Untuk lebih jelasnya, berikut ini dikemukakan secara singkat karakteristik PTK
tersebut.
- Kritik Refeksi; salah satu langkah di dalam penelitian kualitatif pada umumnya, dan khususnya PTK ialah adanya upaya refleksi terhadap hasil observasi mengenai latar dan kegiatan suatu aksi. Hanya saja, di dalam PTK yang dimaksud dengan refleksi ialah suatu upaya evaluasi atau penilaian, dan refleksi ini perlu adanya upaya kritik sehingga dimungkinkan pada taraf evaluasi terhadap perubahan-perubahan.

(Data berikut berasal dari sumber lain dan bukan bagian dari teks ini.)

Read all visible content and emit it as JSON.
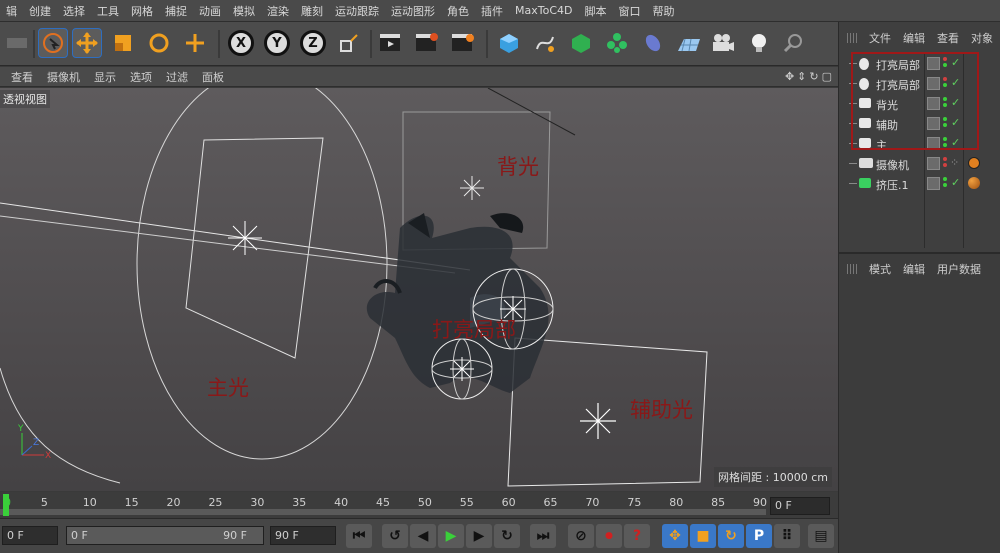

- Kritik Dialektis; dengan adanyan kritik dialektif diharapkan penelitian bersedia melakukan kritik terhadap fenomena yang ditelitinya. Selanjutnya peneliti akan bersedia melakukan pemeriksaan terhadap: (a) konteks hubungan secara menyeluruh yang merupakan satu unit walaupun dapat dipisahkan secara jelas, dan, (b) Struktur kontradiksi internal, -maksudnya di balik unit yang jelas, yang memungkinkan adanya kecenderungan mengalami perubahan meskipun sesuatu yang berada di balik unit tersebut bersifat stabil.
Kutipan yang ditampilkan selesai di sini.